Китаец ничего не ответил. Он глубоко ушел в грязь обеими ногами, от дождя совершенно размок его халат, меховая шапка стала похожа на мокрую крысу. Лицо его было мокро, но хранило неподвижное и равнодушное выражение. Из-за тайги задул порывистый ветер. Пушка стала толкать воздух все чаще и чаще. Стон поднялся над болотом. На Амуре начинался бой. Это наши войска брали Лахасусу.

— Слышишь, ходя? Слышишь, как пушка-то играет? Ровно по морде бьет. Рраз, рраз! Аж гудит. А ты, ходя, почему воевать не идешь? Не хотишь? Небось, так-то оно ловчей — шарики на носу крутить? Ну, а ежели мы тебя в плен возьмем? А? Или убьем ежели? А?

Впрочем, казак был незлобив. Он прибавил:



— Ну, ну, крути, ладно! Все одно: и мы чай китайский пьем.

Кругом была тоска и безнадежность. Вой пушки смешался с воем ветра. Какие громадные усилия нужны, чтобы оплодотворить эту землю! Какие несметные горы того неоценимого капитала, который называется человеческой волей!..

Небо висело совсем, совсем низко. Оно было густое и серое, как пушечный дым.

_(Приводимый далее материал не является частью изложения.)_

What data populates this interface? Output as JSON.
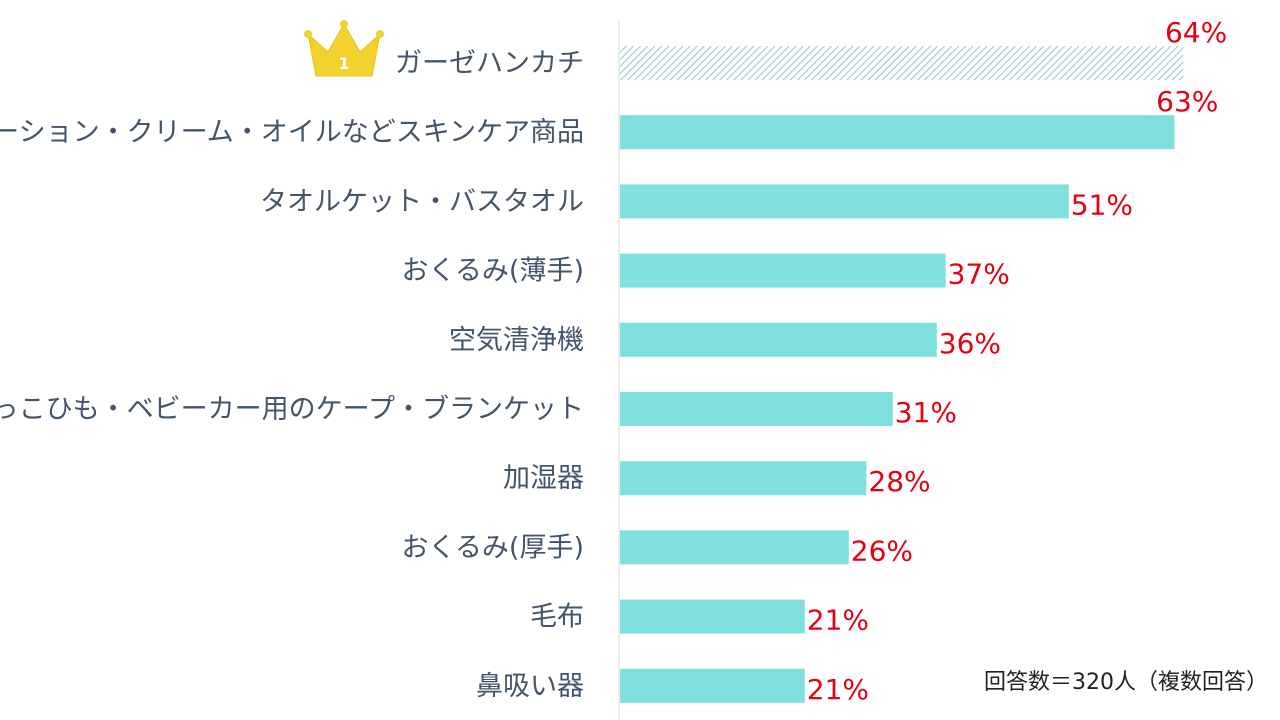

Шел дождь, и под ногами была грязь; сколько видно вокруг, была грязь.

Бася строит социализм!..

Председатель

Я хочу привести дословно и без сокращений историю, которую мне рассказали во время одной из поездок на тракторе из Тихонькой на опытное поле. Рассказ показался мне тогда преувеличенным. Я думал, что Авраам Розенблат (он так и именовал себя через два «а» — Авраам), долговязый, неуклюжий еврей в брезентовом балахоне и кожаной фуражке, фантазирует и нарочито сгущает краски, зная, что говорит «для печати». В своем блокноте я окружил его рассказ целым роем вопросительных знаков. Каюсь, я даже предполагал обработать этот рассказ в виде повести о некоем брехуне на тракторе. Однако впоследствии, проверяя подробности, я приходил к необходимости зачеркивать вопросительные знаки один за другим. Беглая запись, сделанная в тайге на привале, оказалась безыскусственным куском правды.

— Видите этого молодого человека вон на той телеге? — начал Авраам Розенблат. — Видите, — ноги свесил, и козырек у него на ухе, как у запаренного? Видите? Так он из прошлогодних, из первых, которые прибыли в самом начале, с первым эшелоном.

Молодой человек, о котором шла речь, был мне немного знаком: это председатель. Нето председатель сельсовета, нето кредитки, нето правления какого-то колхоза. Знаю, что зовут его председателем. Познакомились мы за бритьем. Я брился и порезался, он взял у меня бритву из рук и мастерски меня побрил. Я подумал, что он профессиональный парикмахер. Оказалось, по профессии он педагог и окончил высшее учебное заведение и еще в прошлом году был преподавателем в еврейской семилетке где-то в Полесье, близ Гомеля. Его захватила волна энтузиазма, поднявшаяся вокруг биробиджанской идеи, и он уехал на Дальний Восток.

Четырнадцать таких молодых людей и девиц, еврейских учителей из Гомеля подали заявления об увольнении со службы по случаю переезда в Биробиджан.

— Чистые сумасшедшие! Имели такой заработок и бросили все и поехали! Куда они поехали? В тайгу они поехали.

— Они приехали в мае, в конце мая, и стали блукать по Биробиджану, как те слепые котята. Как вы не знаете здесь ни пути, ни дороги, так мы тогда не знали, и никто не знал. А беспорядок бы-ыл!..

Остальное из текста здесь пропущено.